M. Gilles Lurton. Madame la ministre, je souhaiterais me référer au texte de l’amendement n1878 rectifié, même sous-amendé. L’article L. 321-13 du code de l’environnement que crée l’amendement prévoit qu’« il peut être institué par les collectivités territoriales ou par les établissements publics qui contribuent à la gestion d’une aire maritime protégée mentionnée à l’article L.334-1 une redevance ». Or, selon l’article L. 334-1 du code de l’environnement, ce sont tous les parcs nationaux ayant une partie maritime, toutes les réserves naturelles ayant une partie maritime, tous les arrêtés de biotopes ayant une partie maritime, tous les parcs naturels marins et tous les sites Natura 2000 ayant une partie maritime – et il y en a en Bretagne, madame la ministre – qui sont concernés !

Nous allons créer avec cet amendement un précédent qui nuira considérablement à la plaisance de notre pays ! (Applaudissements sur les bancs du groupe UMP.)

Mme la présidente. La parole est à M. Paul Giacobbi et nous en resterons là pour cette discussion qui ne concerne pas l’amendement n° 75, dont personne n’a parlé.

M. Paul Giacobbi. Nous venons d’introduire dans notre règlement une nouvelle disposition de facto qui prévoit, après la discussion et le vote, l’exégèse du vote en séance. Je ne l’avais encore jamais vu, mais on apprend à tout âge !

M. Benoist Apparu. Il faut une présidence plus stricte !

M. Paul Giacobbi. Je rappelle à nos collègues, pour les rassurer et être précis tout à la fois, qu’ils ont voté un sous-amendement prévoyant que le montant de cette redevance ne peut être liquidé que par les collectivités territoriales ou leurs établissements publics. Je répète donc que ce dispositif ne peut s’appliquer ailleurs.

Cela étant, l’argument soulevé par M. Apparu me paraît justifié… bien que le caractère maritime de sa circonscription ne soit pas évident.
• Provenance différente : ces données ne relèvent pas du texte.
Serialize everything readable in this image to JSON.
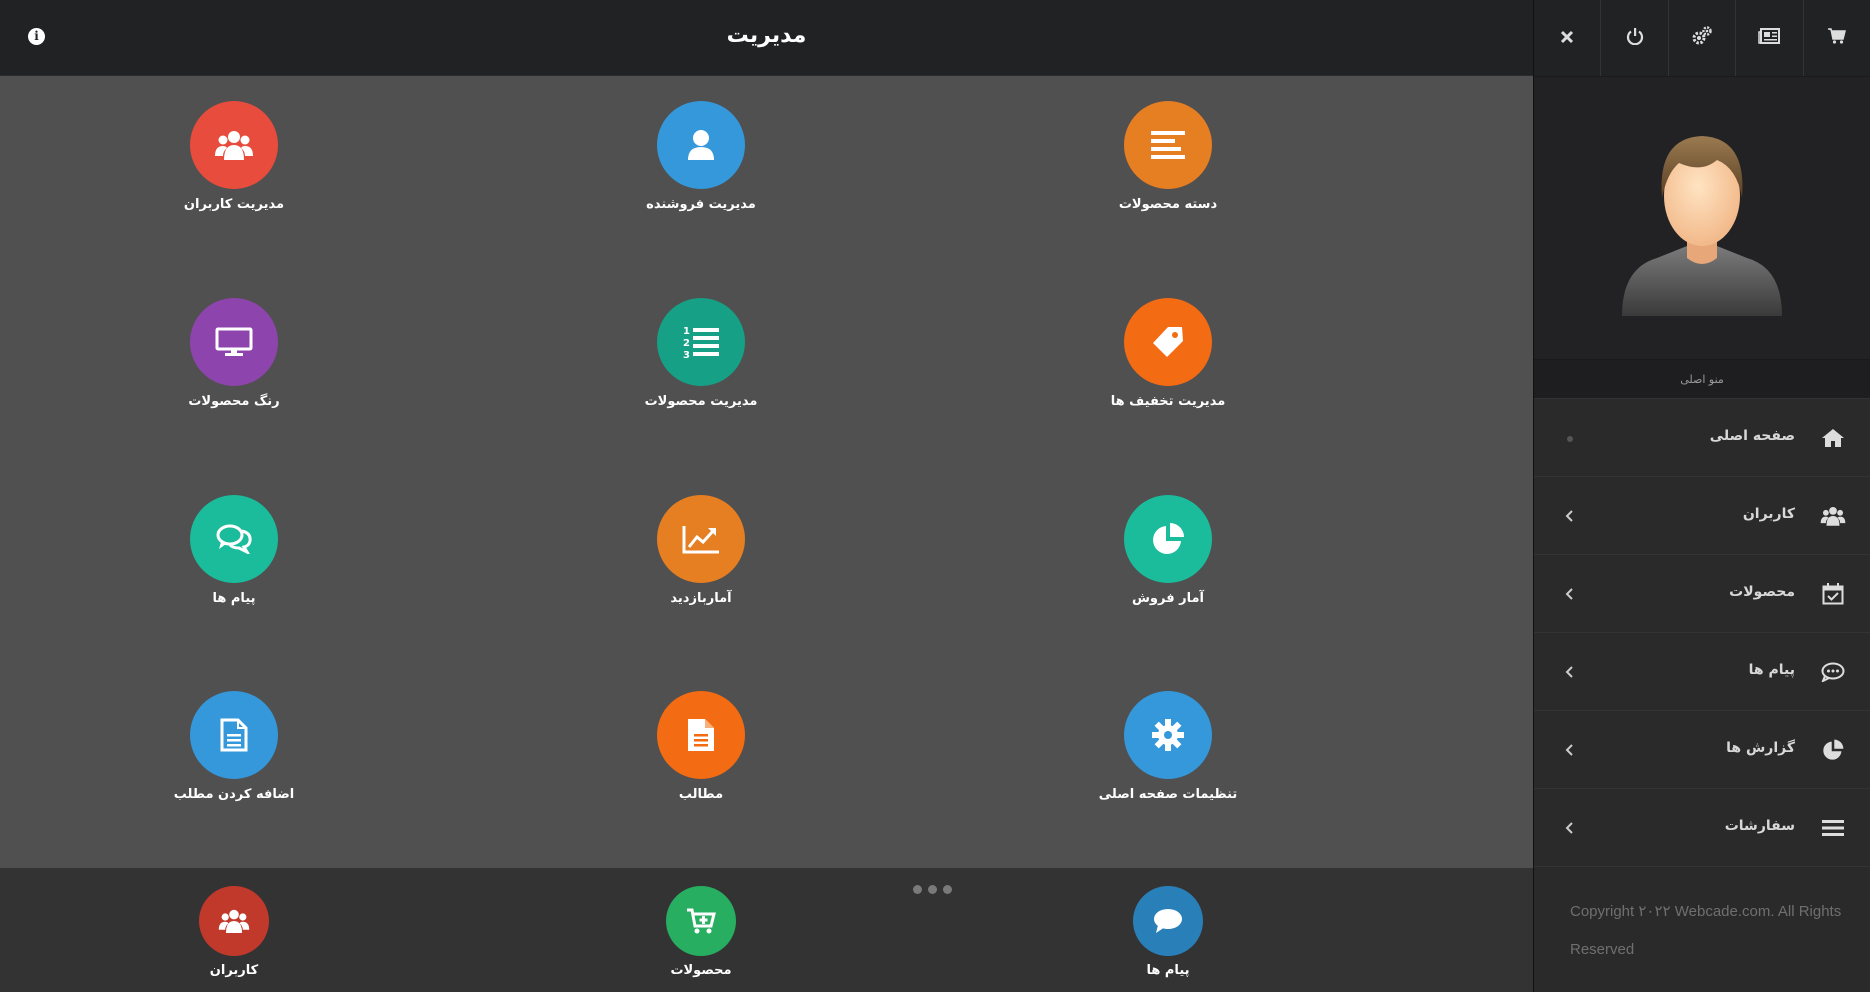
{
  "header": {
    "title": "مدیریت",
    "info_icon": "info-icon"
  },
  "tiles": [
    {
      "label": "مدیریت کاربران",
      "icon": "users-icon",
      "color": "#e74c3c"
    },
    {
      "label": "مدیریت فروشنده",
      "icon": "user-icon",
      "color": "#3498db"
    },
    {
      "label": "دسته محصولات",
      "icon": "align-icon",
      "color": "#e67e22"
    },
    {
      "label": "رنگ محصولات",
      "icon": "monitor-icon",
      "color": "#8e44ad"
    },
    {
      "label": "مدیریت محصولات",
      "icon": "numbered-list-icon",
      "color": "#16a085"
    },
    {
      "label": "مدیریت تخفیف ها",
      "icon": "tag-icon",
      "color": "#f36b12"
    },
    {
      "label": "پیام ها",
      "icon": "chat-icon",
      "color": "#1abc9c"
    },
    {
      "label": "آماربازدید",
      "icon": "line-chart-icon",
      "color": "#e67e22"
    },
    {
      "label": "آمار فروش",
      "icon": "pie-chart-icon",
      "color": "#1abc9c"
    },
    {
      "label": "اضافه کردن مطلب",
      "icon": "document-icon",
      "color": "#3498db"
    },
    {
      "label": "مطالب",
      "icon": "document-filled-icon",
      "color": "#f36b12"
    },
    {
      "label": "تنظیمات صفحه اصلی",
      "icon": "gear-icon",
      "color": "#3498db"
    }
  ],
  "dock": [
    {
      "label": "کاربران",
      "icon": "users-icon",
      "color": "#c0392b"
    },
    {
      "label": "محصولات",
      "icon": "cart-add-icon",
      "color": "#27ae60"
    },
    {
      "label": "پیام ها",
      "icon": "speech-bubble-icon",
      "color": "#2980b9"
    }
  ],
  "sidebar": {
    "top_buttons": [
      "cart-icon",
      "newspaper-icon",
      "gears-icon",
      "power-icon",
      "close-icon"
    ],
    "menu_caption": "منو اصلی",
    "menu": [
      {
        "label": "صفحه اصلی",
        "icon": "home-icon"
      },
      {
        "label": "کاربران",
        "icon": "users-icon"
      },
      {
        "label": "محصولات",
        "icon": "calendar-check-icon"
      },
      {
        "label": "پیام ها",
        "icon": "comment-dots-icon"
      },
      {
        "label": "گزارش ها",
        "icon": "pie-chart-icon"
      },
      {
        "label": "سفارشات",
        "icon": "bars-icon"
      }
    ],
    "copyright": "Copyright ۲۰۲۲ Webcade.com. All Rights Reserved"
  }
}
M. Benoist Apparu. Je confirme !

M. Paul Giacobbi. Je suggère donc, madame la ministre, que nous puissions tirer profit de la navette pour perfectionner le texte, afin que les questions soulevées par nos collègues, après tout bien légitimes, n’aient plus lieu d’être.

Mme Marylise Lebranchu, ministre. C’est d’accord !

(L’amendement n75 n’est pas adopté.)

Suspension et reprise de la séance

Mme la présidente. La séance est suspendue.

(La séance, suspendue à vingt-deux heures quarante, est reprise à vingt-deux heures cinquante.)

Mme la présidente. La séance est reprise.

La parole est à M. Marc Le Fur, pour soutenir l’amendement n67.

M. Marc Le Fur. Je voudrais profiter de cet amendement pour relancer un sujet que je sais sensible et qui préoccupe énormément nos concitoyens, celui de la loi littoral. Du fait de ses excès, il arrive que la loi littoral fige complètement la construction sur nos communes littorales en raison de son application à l’ensemble de la commune et non simplement à la bordure immédiate. Nous aboutissons à des situations aberrantes comme l’illustrent certaines anecdotes particulièrement révélatrices. Un projet de tour de séchage du lait, dans un commune littorale du Finistère, Plouvien, avec à la clé la création possible de 70 emplois, avait fait l’unanimité localement. Or, la loi littoral l’interdisant, il a fallu que la commune renonce à une partie de son territoire au bénéfice de la commune voisine, laquelle n’est pas soumise à la loi Littoral, pour permettre la réalisation de ce projet ! L’investissement n’est pas encore finalisé car, comme toujours dans notre beau pays, ceux qui entreprennent se heurtent à de nombreux obstacles. Voilà une première conséquence de la loi littoral.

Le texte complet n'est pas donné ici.